The findings of our study fit well within the existing literature on the validation of asthma diagnoses using EMRs. A recent study from Howell et al. (2022)17 developed a case definition algorithm for asthma using EMR data from a pulmonary specialty clinic. This study’s best-case definition had a SN of 94% and a SP of 85%. These results are slightly higher than the results of our study. In this case, the slightly higher SN and SP can be attributed to using a specialty clinic, which would be more likely to have confirmed cases of asthma, improving specificity, and a higher relative proportion of patients with asthma, improving sensitivity. Another systematic review of literature on the validation of asthma diagnoses in electronic health records by Nissen et al. (2017) described 13 studies on the subject.16 The authors found that most studies were able to demonstrate a high positive predictive value (PPV > 80%), with a high degree of variation based on methodology used. Our study builds upon the systematic review by using a national database that can utilize the case definition in primary care practices across Canada.

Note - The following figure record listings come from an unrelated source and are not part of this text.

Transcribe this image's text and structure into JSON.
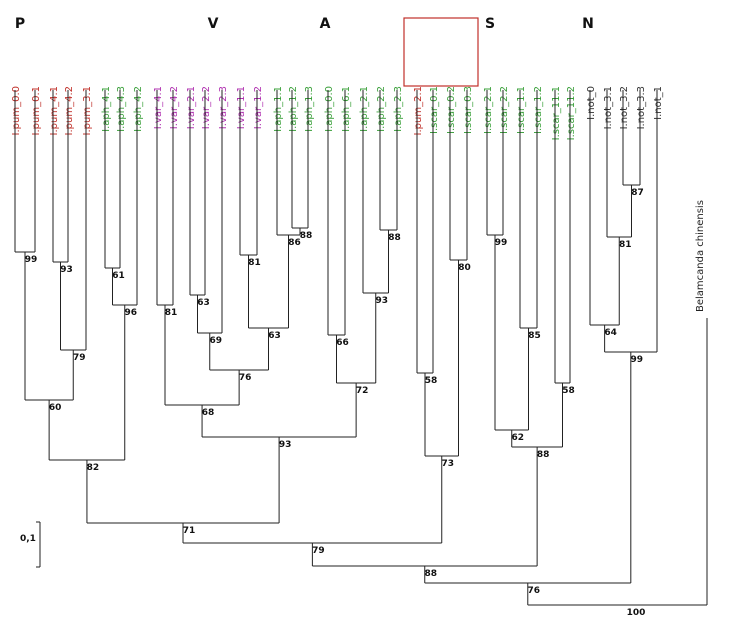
{
  "groups": [
    "P",
    "V",
    "A",
    "S",
    "N"
  ],
  "leaves": [
    {
      "label": "I.pum_0.0",
      "color": "#c0302a"
    },
    {
      "label": "I.pum_0.1",
      "color": "#c0302a"
    },
    {
      "label": "I.pum_4.1",
      "color": "#c0302a"
    },
    {
      "label": "I.pum_4.2",
      "color": "#c0302a"
    },
    {
      "label": "I.pum_3.1",
      "color": "#c0302a"
    },
    {
      "label": "I.aph_4.1",
      "color": "#3aa03a"
    },
    {
      "label": "I.aph_4.3",
      "color": "#3aa03a"
    },
    {
      "label": "I.aph_4.2",
      "color": "#3aa03a"
    },
    {
      "label": "I.var_4.1",
      "color": "#b030b0"
    },
    {
      "label": "I.var_4.2",
      "color": "#b030b0"
    },
    {
      "label": "I.var_2.1",
      "color": "#b030b0"
    },
    {
      "label": "I.var_2.2",
      "color": "#b030b0"
    },
    {
      "label": "I.var_2.3",
      "color": "#b030b0"
    },
    {
      "label": "I.var_1.1",
      "color": "#b030b0"
    },
    {
      "label": "I.var_1.2",
      "color": "#b030b0"
    },
    {
      "label": "I.aph_1.1",
      "color": "#3aa03a"
    },
    {
      "label": "I.aph_1.2",
      "color": "#3aa03a"
    },
    {
      "label": "I.aph_1.3",
      "color": "#3aa03a"
    },
    {
      "label": "I.aph_0.0",
      "color": "#3aa03a"
    },
    {
      "label": "I.aph_6.1",
      "color": "#3aa03a"
    },
    {
      "label": "I.aph_2.1",
      "color": "#3aa03a"
    },
    {
      "label": "I.aph_2.2",
      "color": "#3aa03a"
    },
    {
      "label": "I.aph_2.3",
      "color": "#3aa03a"
    },
    {
      "label": "I.pum_2.1",
      "color": "#c0302a"
    },
    {
      "label": "I.scar_0.1",
      "color": "#3aa03a"
    },
    {
      "label": "I.scar_0.2",
      "color": "#3aa03a"
    },
    {
      "label": "I.scar_0.3",
      "color": "#3aa03a"
    },
    {
      "label": "I.scar_2.1",
      "color": "#3aa03a"
    },
    {
      "label": "I.scar_2.2",
      "color": "#3aa03a"
    },
    {
      "label": "I.scar_1.1",
      "color": "#3aa03a"
    },
    {
      "label": "I.scar_1.2",
      "color": "#3aa03a"
    },
    {
      "label": "I.scar_11.1",
      "color": "#3aa03a"
    },
    {
      "label": "I.scar_11.2",
      "color": "#3aa03a"
    },
    {
      "label": "I.not_0",
      "color": "#333333"
    },
    {
      "label": "I.not_3.1",
      "color": "#333333"
    },
    {
      "label": "I.not_3.2",
      "color": "#333333"
    },
    {
      "label": "I.not_3.3",
      "color": "#333333"
    },
    {
      "label": "I.not_1",
      "color": "#333333"
    }
  ],
  "outgroup": "Belamcanda chinensis",
  "supports": [
    99,
    93,
    79,
    61,
    96,
    60,
    82,
    81,
    63,
    69,
    81,
    88,
    86,
    63,
    76,
    68,
    66,
    88,
    93,
    72,
    93,
    71,
    80,
    58,
    73,
    79,
    99,
    85,
    58,
    62,
    88,
    88,
    87,
    81,
    64,
    99,
    76,
    100
  ],
  "scale": "0,1"
}
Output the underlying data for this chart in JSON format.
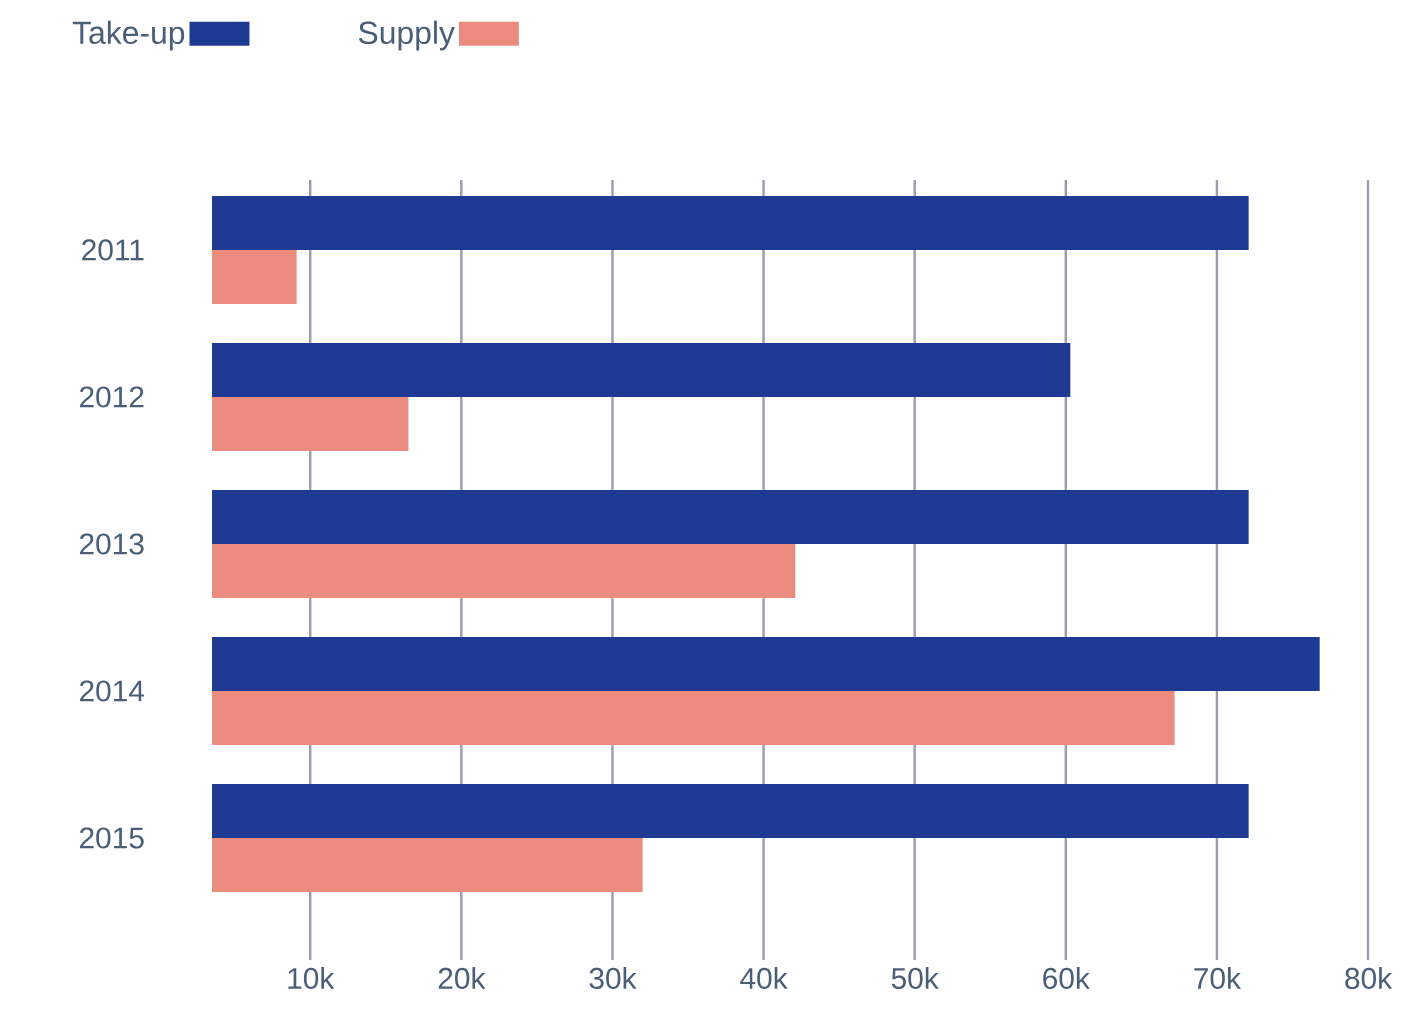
{
  "chart_data": {
    "type": "bar",
    "orientation": "horizontal",
    "categories": [
      "2011",
      "2012",
      "2013",
      "2014",
      "2015"
    ],
    "series": [
      {
        "name": "Take-up",
        "color": "#1f3a93",
        "values": [
          72.1,
          60.3,
          72.1,
          76.8,
          72.1
        ]
      },
      {
        "name": "Supply",
        "color": "#ec8c7e",
        "values": [
          9.1,
          16.5,
          42.1,
          67.2,
          32.0
        ]
      }
    ],
    "xlim": [
      3.5,
      80
    ],
    "xticks": [
      {
        "value": 10,
        "label": "10k"
      },
      {
        "value": 20,
        "label": "20k"
      },
      {
        "value": 30,
        "label": "30k"
      },
      {
        "value": 40,
        "label": "40k"
      },
      {
        "value": 50,
        "label": "50k"
      },
      {
        "value": 60,
        "label": "60k"
      },
      {
        "value": 70,
        "label": "70k"
      },
      {
        "value": 80,
        "label": "80k"
      }
    ],
    "grid": "x",
    "legend": "top left"
  }
}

We were able to directly replicate the case definition proposed by Cave et al. (2020), given that it also used CPCSSN data holdings. For case definition 13, Cave et al. (2020) reported a SN of 83% (+ 5%), a SP of 99% (+ 2%), PPV of 74% (-1%), NPV of 99% (-1%), and a Youden’s Index of 0.82 (+ 0.09), which are nearly identical to our results. The discrepancy between the findings can be attributed to the data source used for classifying cases of asthma and the data source used for validating the case definition.
Strengths
Strengths of this study include using the original EMR source data for chart abstraction and classification. By manually reviewing the patient chart, the abstractor and physicians had the entire medical record of a patient available to accurately classify the charts based on all information available. Another strength of this study is the use of CPCSSN data holdings for testing and validating case definitions. CPCSSN data is more granular than health administrative data that has been used for case definitions of asthma in the past, yet more broadly applicable than data from a single EMR.18 An additional feature of this study is the use of a single abstractor and experts for classification purposes, which ensured consistency in both data collection and final classification of cases throughout the study.
Limitations
Limitations of this study include generalizability and the data source. This exercise was conducted at a single academic clinical site that is a member of CPCSSN. It may be difficult to generalize the findings at this academic primary care practice to community practices, as the case mix may differ, and this particular practice may have unique charting, billing, and data entry patterns. Additionally, this study used information from one EMR, OSCAR. As a result, the case definitions developed in this study may have different results when applied to other EMRs, although the criteria used in the CPCSSN database applies to sites across Canada.